第3話 悪魔は、願いを否定しない

 光が引いた時、電車は止まっていた。

 ドアは開かず、窓の外も見えない。


 まるで、世界ごと一時停止したみたいだった。


「……ここは」

 ユズルが呟くと、隣でフードの男が鼻で笑った。


「説明するには、ちょうどいい場所だ」

 男はつり革にもたれ、まるで通勤途中のサラリーマンみたいな態度で言った。


「ここは“戻り道”だ。現実でも過去でもない」

「ふざけるな……!」

 ユズルは男に詰め寄ろうとして、足が動かないことに気づいた。


 床に縫い止められたみたいに、身体が言うことをきかない。


「安心しろ。縛ってるわけじゃない」

 男は淡々と続ける。


「お前がまだ、“理解する側”じゃないだけだ」

 ユズルの胸に、怒りが湧いた。


「父を殺したのは、あんただな」

 空気が、ほんの一瞬だけ張り詰めた。


 男は否定しなかった。

「ああ。
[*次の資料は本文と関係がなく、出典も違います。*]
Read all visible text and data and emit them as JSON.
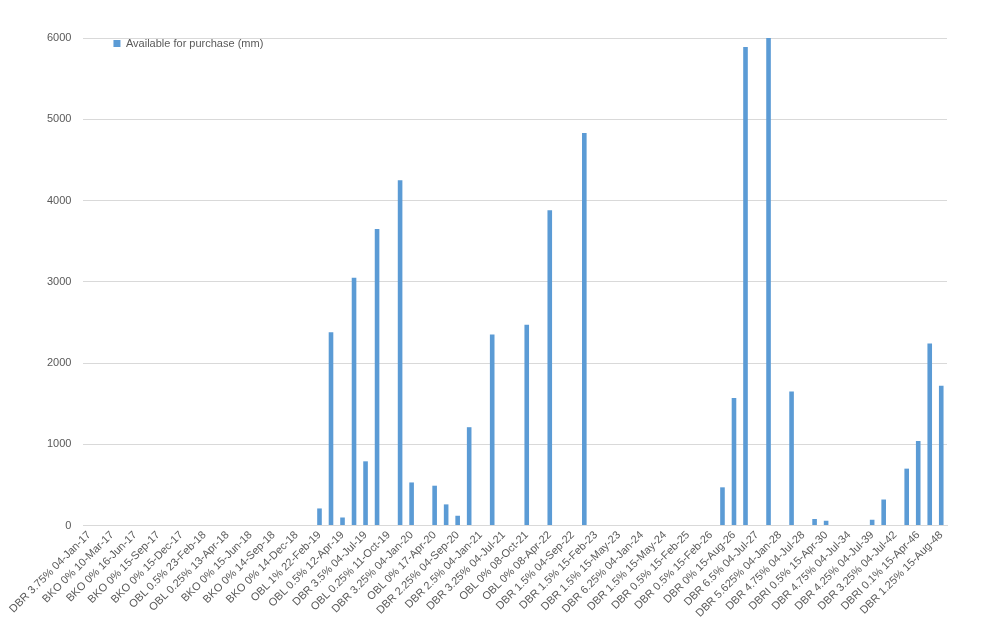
{
  "chart_data": {
    "type": "bar",
    "categories": [
      "DBR 3.75% 04-Jan-17",
      null,
      "BKO 0% 10-Mar-17",
      null,
      "BKO 0% 16-Jun-17",
      null,
      "BKO 0% 15-Sep-17",
      null,
      "BKO 0% 15-Dec-17",
      null,
      "OBL 0.5% 23-Feb-18",
      null,
      "OBL 0.25% 13-Apr-18",
      null,
      "BKO 0% 15-Jun-18",
      null,
      "BKO 0% 14-Sep-18",
      null,
      "BKO 0% 14-Dec-18",
      null,
      "OBL 1% 22-Feb-19",
      null,
      "OBL 0.5% 12-Apr-19",
      null,
      "DBR 3.5% 04-Jul-19",
      null,
      "OBL 0.25% 11-Oct-19",
      null,
      "DBR 3.25% 04-Jan-20",
      null,
      "OBL 0% 17-Apr-20",
      null,
      "DBR 2.25% 04-Sep-20",
      null,
      "DBR 2.5% 04-Jan-21",
      null,
      "DBR 3.25% 04-Jul-21",
      null,
      "OBL 0% 08-Oct-21",
      null,
      "OBL 0% 08-Apr-22",
      null,
      "DBR 1.5% 04-Sep-22",
      null,
      "DBR 1.5% 15-Feb-23",
      null,
      "DBR 1.5% 15-May-23",
      null,
      "DBR 6.25% 04-Jan-24",
      null,
      "DBR 1.5% 15-May-24",
      null,
      "DBR 0.5% 15-Feb-25",
      null,
      "DBR 0.5% 15-Feb-26",
      null,
      "DBR 0% 15-Aug-26",
      null,
      "DBR 6.5% 04-Jul-27",
      null,
      "DBR 5.625% 04-Jan-28",
      null,
      "DBR 4.75% 04-Jul-28",
      null,
      "DBRI 0.5% 15-Apr-30",
      null,
      "DBR 4.75% 04-Jul-34",
      null,
      "DBR 4.25% 04-Jul-39",
      null,
      "DBR 3.25% 04-Jul-42",
      null,
      "DBRI 0.1% 15-Apr-46",
      null,
      "DBR 1.25% 15-Aug-48"
    ],
    "series": [
      {
        "name": "Available for purchase (mm)",
        "color": "#5b9bd5",
        "values": [
          0,
          0,
          0,
          0,
          0,
          0,
          0,
          0,
          0,
          0,
          0,
          0,
          0,
          0,
          0,
          0,
          0,
          0,
          0,
          0,
          210,
          2380,
          100,
          3050,
          790,
          3650,
          0,
          4250,
          530,
          0,
          490,
          260,
          120,
          1210,
          0,
          2350,
          0,
          0,
          2470,
          0,
          3880,
          0,
          0,
          4830,
          0,
          0,
          0,
          0,
          0,
          0,
          0,
          0,
          0,
          0,
          0,
          470,
          1570,
          5890,
          0,
          6000,
          0,
          1650,
          0,
          80,
          60,
          0,
          0,
          0,
          70,
          320,
          0,
          700,
          1040,
          2240,
          1720
        ]
      }
    ],
    "ylim": [
      0,
      6000
    ],
    "yticks": [
      0,
      1000,
      2000,
      3000,
      4000,
      5000,
      6000
    ],
    "grid": "y",
    "legend": "top left"
  }
}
俺が刺した」


 その言葉は、驚くほど軽かった。

「理由は?」

 震える声でそう聞くと、男は少し黙ったあと、フードの奥で笑った。


「冤罪だ」

「……は?」

「お前の父親に、俺は捕まえられた。やってもいない罪でな」

 ユズルの頭が、うまく回らない。


「証拠はあった。状況も揃ってた。世間は拍手した。優秀な刑事だってな」

 男の声が、徐々に低くなる。

「でも俺は、独房で全部失った」


 仕事。

 家族。

 名前。


「叫んでも、誰も聞かなかった。

 正義ってのは、そういうもんだ」

 ユズルは反射的に言い返そうとした。


「父は……そんな人じゃ――」

「分かってる」

 男は即座に遮った。


「お前の父親は、悪人じゃない。むしろ、真面目すぎるくらいだ」

 だからこそ――と、男は続ける。


「疑わなかった。自分の正義を」

 電車の中に、重い沈黙が落ちる。


「……じゃあ、能力は」

 ユズルは話題を変えた。

 変えずにはいられなかった。


「俺が、死んで戻ったのは……」

 男は、ようやく真っ直ぐにユズルを見た。


「タイムリープだ」

 簡単な言葉。

 簡単すぎる言葉。


「条件は?」

「死ぬか、選択を強く後悔すること」

「回数は?」

「制限はない。今のところはな」

 ユズルの背筋が冷える。


「……なんで、俺に」

 その問いに、男は少しだけ表情を歪めた。


「お前は、俺と同じだ」

「正義に、人生を預けた」

「そして、間に合わなかった」

 男は、ゆっくりとフードを深く被り直す。


「俺はな、独房で“悪魔”に会った」

 唐突な言葉。


「願いを言えって言われた。だから、こう答えた」

 ――あいつに、同じ苦しみを。


「殺すだけじゃ足りなかった」

 男の声が、微かに震える。


「失わせたかった。信じていたものを」

 ユズルは、嫌な予感に支配される。


「だから父親を殺した」

「そして、お前に能力を渡した」

 視界が揺れた。


「……渡した?」

「そうだ」

 男は、はっきりと言った。


「この力は、もう俺のものじゃない」

「お前が最初に会った時点で、譲渡は終わってる」

 ユズルの喉が鳴る。


「じゃあ……あんたは、今……」

「空っぽだ」

 男は笑った。


「復讐だけを終わらせた、抜け殻だよ」

 電車の照明が、ちらつく。


「お前はこれから、人を救おうとする」

「正義のために、殺すだろう」

「そして、必ず間違える」

 男は、まるで未来を見てきたみたいに断言した。


「その時、お前は分かる」

「正義は、何度でも人を殺すってな」

 光が、再び溢れ出す。


 世界が動き出す直前、男の最後の言葉が落ちてきた。


「安心しろ、ユズル」

「お前は、俺よりずっと地獄に行ける」

 電車が、何事もなかったかのように走り出した。


 車内には悲鳴も、刃物の男もいない。


 ただの、夕方の風景。

 ユズルは、自分の手を見つめた。

 震えている。

 だが――。


(使える)

 その考えが浮かんだ瞬間、ユズルははっきりと理解してしまった。


 この力は、もう捨てられない。

 正義をやり直せる限り、

 自分は、何度でも死ねる。


 それが、呪いだと知りながら。